After reviewing many of the options out there for Network Attached Storage (NAS), basically a device that hooks one or more hard drives up to your network without requiring a dedicated computer, I settled on the Dlink DNS-323 which cost me about $190 (not including the drives).
Basically I was looking to replace a somewhat haphazard file archiving system for source code and photos where I kept copies of everything on separate machines so that if one drive was corrupted I could go to the other machine. This solution allows for RAID 0 (striped) or RAID 1 (mirrored) with 2 drives; or you can just put 2 disks and run them in JBOD mode (”Just a Bunch of Disks”). My photography, where I’m shooting in RAW at 15-16MB per file eats up disk space quickly. I’m running it in a RAID 1 configuration; if I get another unit for the network I’ll run it in JBOD mode for the capacity.
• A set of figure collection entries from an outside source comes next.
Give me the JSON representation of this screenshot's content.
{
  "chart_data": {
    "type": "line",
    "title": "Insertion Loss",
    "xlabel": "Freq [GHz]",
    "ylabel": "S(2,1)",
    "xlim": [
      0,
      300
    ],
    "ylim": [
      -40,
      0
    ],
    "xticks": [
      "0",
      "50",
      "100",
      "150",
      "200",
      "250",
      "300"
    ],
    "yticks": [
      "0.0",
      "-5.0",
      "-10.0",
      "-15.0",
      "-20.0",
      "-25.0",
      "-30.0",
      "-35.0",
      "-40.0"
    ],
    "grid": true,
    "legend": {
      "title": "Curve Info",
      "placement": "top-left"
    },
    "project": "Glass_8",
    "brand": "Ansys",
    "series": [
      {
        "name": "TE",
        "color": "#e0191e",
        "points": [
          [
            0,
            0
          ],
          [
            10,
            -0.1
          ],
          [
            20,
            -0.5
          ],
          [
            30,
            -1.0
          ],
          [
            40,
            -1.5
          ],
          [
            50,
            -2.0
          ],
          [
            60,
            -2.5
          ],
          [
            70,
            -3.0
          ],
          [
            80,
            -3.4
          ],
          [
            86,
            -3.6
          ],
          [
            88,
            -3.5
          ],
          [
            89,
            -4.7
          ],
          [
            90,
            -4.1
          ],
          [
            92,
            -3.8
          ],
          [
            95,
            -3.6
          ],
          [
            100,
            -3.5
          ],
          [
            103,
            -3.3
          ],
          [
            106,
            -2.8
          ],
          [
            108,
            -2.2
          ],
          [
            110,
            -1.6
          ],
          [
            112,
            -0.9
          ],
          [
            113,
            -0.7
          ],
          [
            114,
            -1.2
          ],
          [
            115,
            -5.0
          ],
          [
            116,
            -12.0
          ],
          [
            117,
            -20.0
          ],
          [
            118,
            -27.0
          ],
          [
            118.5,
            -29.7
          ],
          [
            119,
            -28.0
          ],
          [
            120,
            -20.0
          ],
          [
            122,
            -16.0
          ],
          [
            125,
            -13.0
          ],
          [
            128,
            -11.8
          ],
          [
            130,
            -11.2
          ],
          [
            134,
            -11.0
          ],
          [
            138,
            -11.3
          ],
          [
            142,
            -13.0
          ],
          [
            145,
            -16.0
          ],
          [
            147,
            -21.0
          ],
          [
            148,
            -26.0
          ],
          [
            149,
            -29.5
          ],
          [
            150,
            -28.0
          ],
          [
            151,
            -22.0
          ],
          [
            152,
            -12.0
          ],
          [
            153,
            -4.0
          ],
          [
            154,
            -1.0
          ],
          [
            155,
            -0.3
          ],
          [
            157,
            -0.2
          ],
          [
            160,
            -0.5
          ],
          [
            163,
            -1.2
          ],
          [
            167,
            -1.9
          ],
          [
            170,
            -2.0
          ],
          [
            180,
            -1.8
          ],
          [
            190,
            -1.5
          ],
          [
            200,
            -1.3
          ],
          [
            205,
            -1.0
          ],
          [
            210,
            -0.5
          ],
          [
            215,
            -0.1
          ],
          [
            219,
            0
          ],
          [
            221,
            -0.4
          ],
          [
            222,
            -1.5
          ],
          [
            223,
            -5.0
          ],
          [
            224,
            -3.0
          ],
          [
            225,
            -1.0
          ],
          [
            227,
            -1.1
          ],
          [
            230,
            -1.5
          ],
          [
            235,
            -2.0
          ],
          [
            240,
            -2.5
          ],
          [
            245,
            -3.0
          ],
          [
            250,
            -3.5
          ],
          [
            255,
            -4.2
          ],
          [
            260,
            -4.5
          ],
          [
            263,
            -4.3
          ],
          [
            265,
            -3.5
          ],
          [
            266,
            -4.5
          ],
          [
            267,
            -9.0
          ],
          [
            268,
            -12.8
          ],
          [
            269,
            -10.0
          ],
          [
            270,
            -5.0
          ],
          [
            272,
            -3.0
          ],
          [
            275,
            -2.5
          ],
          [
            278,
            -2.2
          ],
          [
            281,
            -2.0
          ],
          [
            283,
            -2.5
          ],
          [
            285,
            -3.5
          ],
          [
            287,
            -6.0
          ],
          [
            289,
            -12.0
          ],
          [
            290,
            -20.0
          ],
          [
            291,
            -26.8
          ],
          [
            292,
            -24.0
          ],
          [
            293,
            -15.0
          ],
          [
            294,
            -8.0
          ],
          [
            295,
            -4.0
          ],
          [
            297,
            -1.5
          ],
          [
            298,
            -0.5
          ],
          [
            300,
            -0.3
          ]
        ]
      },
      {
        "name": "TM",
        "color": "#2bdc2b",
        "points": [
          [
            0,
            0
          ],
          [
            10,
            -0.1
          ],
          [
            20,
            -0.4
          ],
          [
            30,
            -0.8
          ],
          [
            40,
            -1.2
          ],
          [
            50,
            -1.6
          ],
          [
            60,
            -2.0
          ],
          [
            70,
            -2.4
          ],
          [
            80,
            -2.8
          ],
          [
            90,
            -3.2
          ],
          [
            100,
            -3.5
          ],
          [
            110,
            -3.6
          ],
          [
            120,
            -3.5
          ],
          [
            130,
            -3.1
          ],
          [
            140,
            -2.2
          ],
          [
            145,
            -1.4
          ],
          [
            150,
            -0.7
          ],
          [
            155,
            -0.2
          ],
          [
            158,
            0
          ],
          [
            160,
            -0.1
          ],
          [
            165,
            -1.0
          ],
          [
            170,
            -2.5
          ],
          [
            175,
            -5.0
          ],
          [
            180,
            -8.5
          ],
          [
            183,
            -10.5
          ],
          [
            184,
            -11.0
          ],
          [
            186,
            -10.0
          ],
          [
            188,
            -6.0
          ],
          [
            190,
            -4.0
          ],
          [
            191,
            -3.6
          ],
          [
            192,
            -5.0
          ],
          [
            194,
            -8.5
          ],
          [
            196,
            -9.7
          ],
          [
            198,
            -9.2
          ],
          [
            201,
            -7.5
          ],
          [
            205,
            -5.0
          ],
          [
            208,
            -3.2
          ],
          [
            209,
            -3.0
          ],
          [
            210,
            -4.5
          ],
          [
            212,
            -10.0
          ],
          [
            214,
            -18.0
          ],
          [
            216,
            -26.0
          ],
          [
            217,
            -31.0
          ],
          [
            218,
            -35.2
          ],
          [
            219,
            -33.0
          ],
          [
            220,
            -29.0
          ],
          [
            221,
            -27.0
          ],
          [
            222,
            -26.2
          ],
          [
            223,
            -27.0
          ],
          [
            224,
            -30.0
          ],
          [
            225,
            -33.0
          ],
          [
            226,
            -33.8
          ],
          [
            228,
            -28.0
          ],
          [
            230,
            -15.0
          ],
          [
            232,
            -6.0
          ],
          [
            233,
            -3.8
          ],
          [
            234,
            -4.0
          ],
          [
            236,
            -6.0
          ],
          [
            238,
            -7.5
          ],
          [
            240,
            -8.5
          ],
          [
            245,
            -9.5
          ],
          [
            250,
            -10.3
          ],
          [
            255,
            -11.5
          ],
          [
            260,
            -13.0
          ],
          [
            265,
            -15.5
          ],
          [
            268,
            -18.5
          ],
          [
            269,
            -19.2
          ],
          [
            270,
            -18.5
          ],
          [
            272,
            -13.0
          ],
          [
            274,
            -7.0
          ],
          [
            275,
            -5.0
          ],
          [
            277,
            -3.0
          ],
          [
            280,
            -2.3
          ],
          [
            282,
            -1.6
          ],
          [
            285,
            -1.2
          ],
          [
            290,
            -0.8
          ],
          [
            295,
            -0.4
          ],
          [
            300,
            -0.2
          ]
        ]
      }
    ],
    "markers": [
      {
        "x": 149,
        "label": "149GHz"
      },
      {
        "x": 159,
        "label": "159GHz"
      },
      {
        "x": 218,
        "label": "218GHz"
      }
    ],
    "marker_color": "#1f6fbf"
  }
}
There are other solutions out there; some of the drawbacks of other systems were that they were sealed units, so basically if a drive goes bad you have to send the whole unit back to the manufacturer to recover the data. Other units were slow; they connect at 10/100 Mbps; not the Gigabit speed the DNS-323 offered. I got a pair of Seagate Barracuda 7200.11 ST3500320AS 500GB 7200 RPM 32MB Cache SATA 3.0Gb/s Hard Drives for the NAS enclosure and they are working out pretty well; you just slide them into place and then put the cover on, no cabling required. You can get access to the Linux capabilities of the NAS with some simple hacks (search on “fun plug”). There is a USB printer connector; however that didn’t work for my old Lexmark InkJet printer / scanner / fax so that remains unused. There are a lot of admin options on the page for the device; one set of pages for configuration allows for scheduled FTP downloads; I scheduled a series of website backups which worked fine when I manually triggered the backups but didn’t work on their own. Data transfer over the Gigabit network with the fast drives (7200 RPM, 3 Gps) is pretty speedy, but with the power save feature there is a spin up time if you haven’t used the drives in a while.
Overall I’m happy with the purchase.